Our findings provide an insight into the current situation of self-assessing social injustice, but reveal no dynamics or trends over a longer period of time. Studies such as ours are important inasmuch as they encourage healthcare professionals to reflect upon and assess potential situations of social injustice. In addition to healthcare professionals, this research can also help teachers to prepare students of nursing and related professions for the clinical environment and future challenges. Minimising social injustice at work is possible through training and well-planned action to enhance the quality of work, motivation, and productivity of healthcare workers, all of which improves overall job satisfaction. Training can help to promptly identify and respond to injustice to create a fairer working environment and minimise dissatisfaction and potential conflict, emotional exhaustion, anger, underperformance, employee turnover, and the risk of jeopardising patient health and safety.
Our findings can also help to shape policies and provide guidelines to healthcare facilities as to how to address issues of social injustice and establish support and counselling for healthcare workers experiencing or witnessing injustices. Such support can include psychological counselling and legal assistance.
One of the obvious limitations of our study is the small sample, which certainly limits the interpretation and generalisation of our results.

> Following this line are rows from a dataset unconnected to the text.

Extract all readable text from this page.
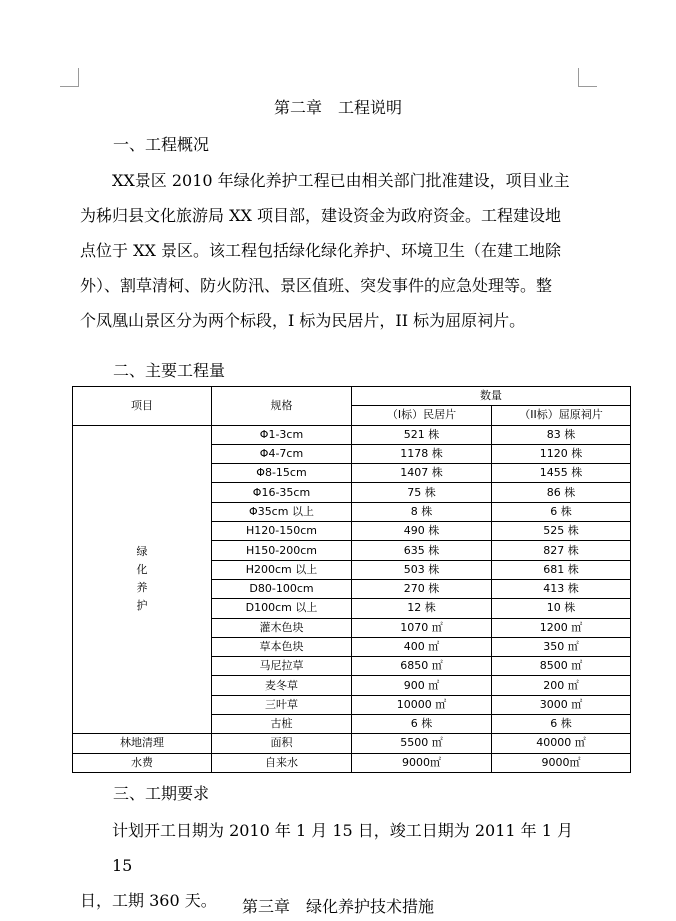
第二章　工程说明
一、工程概况

XX景区 2010 年绿化养护工程已由相关部门批准建设，项目业主

为秭归县文化旅游局 XX 项目部，建设资金为政府资金。工程建设地

点位于 XX 景区。该工程包括绿化绿化养护、环境卫生（在建工地除

外）、割草清柯、防火防汛、景区值班、突发事件的应急处理等。整

个凤凰山景区分为两个标段，I 标为民居片，II 标为屈原祠片。

二、主要工程量
项目	规格	数量	
		（I标）民居片	（II标）屈原祠片

绿
化
养
护	Φ1-3cm	521 株	83 株
	Φ4-7cm	1178 株	1120 株
	Φ8-15cm	1407 株	1455 株
	Φ16-35cm	75 株	86 株
	Φ35cm 以上	8 株	6 株
	H120-150cm	490 株	525 株
	H150-200cm	635 株	827 株
	H200cm 以上	503 株	681 株
	D80-100cm	270 株	413 株
	D100cm 以上	12 株	10 株
	灌木色块	1070 ㎡	1200 ㎡
	草本色块	400 ㎡	350 ㎡
	马尼拉草	6850 ㎡	8500 ㎡
	麦冬草	900 ㎡	200 ㎡
	三叶草	10000 ㎡	3000 ㎡
	古桩	6 株	6 株
林地清理	面积	5500 ㎡	40000 ㎡
水费	自来水	9000㎡	9000㎡
三、工期要求

计划开工日期为 2010 年 1 月 15 日，竣工日期为 2011 年 1 月 15

日，工期 360 天。	第三章　绿化养护技术措施
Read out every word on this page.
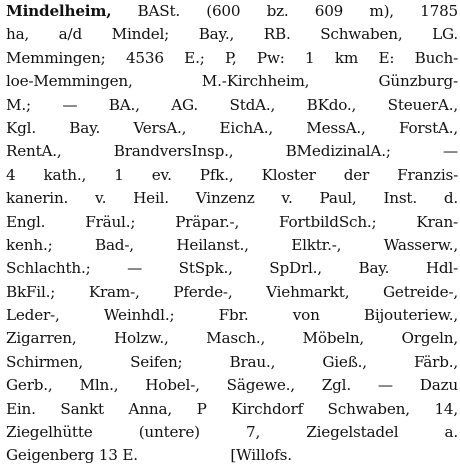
Mindelheim, BASt. (600 bz. 609 m), 1785
ha, a/d Mindel; Bay., RB. Schwaben, LG.
Memmingen; 4536 E.; P, Pw: 1 km E: Buch-
loe-Memmingen, M.-Kirchheim, Günzburg-
M.; — BA., AG. StdA., BKdo., SteuerA.,
Kgl. Bay. VersA., EichA., MessA., ForstA.,
RentA., BrandversInsp., BMedizinalA.; —
4 kath., 1 ev. Pfk., Kloster der Franzis-
kanerin. v. Heil. Vinzenz v. Paul, Inst. d.
Engl. Fräul.; Präpar.-, FortbildSch.; Kran-
kenh.; Bad-, Heilanst., Elktr.-, Wasserw.,
Schlachth.; — StSpk., SpDrl., Bay. Hdl-
BkFil.; Kram-, Pferde-, Viehmarkt, Getreide-,
Leder-, Weinhdl.; Fbr. von Bijouteriew.,
Zigarren, Holzw., Masch., Möbeln, Orgeln,
Schirmen, Seifen; Brau., Gieß., Färb.,
Gerb., Mln., Hobel-, Sägewe., Zgl. — Dazu
Ein. Sankt Anna, P Kirchdorf Schwaben, 14,
Ziegelhütte (untere) 7, Ziegelstadel a.
Geigenberg 13 E.                    [Willofs.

Furthermore, it is not a longitudinal study that could provide a dynamic analysis or establish a trend in the perception of social injustice among healthcare workers over time.
Future research should therefore address these limitations by investigating injustice perception over a longer timeframe at regular intervals, involve all healthcare workers, and perhaps compare private and public healthcare facilities and even whole systems. Besides investigating individual perception of social injustice, future studies could address different approaches to management, especially in terms of worker rewards and career advancement. Furthermore, it would be useful and interesting to conduct qualitative research among healthcare workers to get a broader and clearer idea of social injustice at their workplace.
Regardless of its limitations, our study clearly shows that healthcare professionals at the Varaždinske Toplice hospital are most sensitive to injustice from the beneficiary’s perspective, that is, as persons who personally benefitted from injustice, although they may not have been instrumental to this effect. They are less sensitive to injustice perceived on the outside (observer’s perspective) or to injustice suffered by themselves (victim’s perspective). Another important finding is that participants of female gender, rural residence, and nurses (who are women) are significantly more sensitive to injustice, whereas age and marital status do not seem to contribute to justice sensitivity.
This research provides important insights into how different socio-demographic factors shape the perception of justice among healthcare professionals, which may help to better manage human resources and to create a fairer work environment.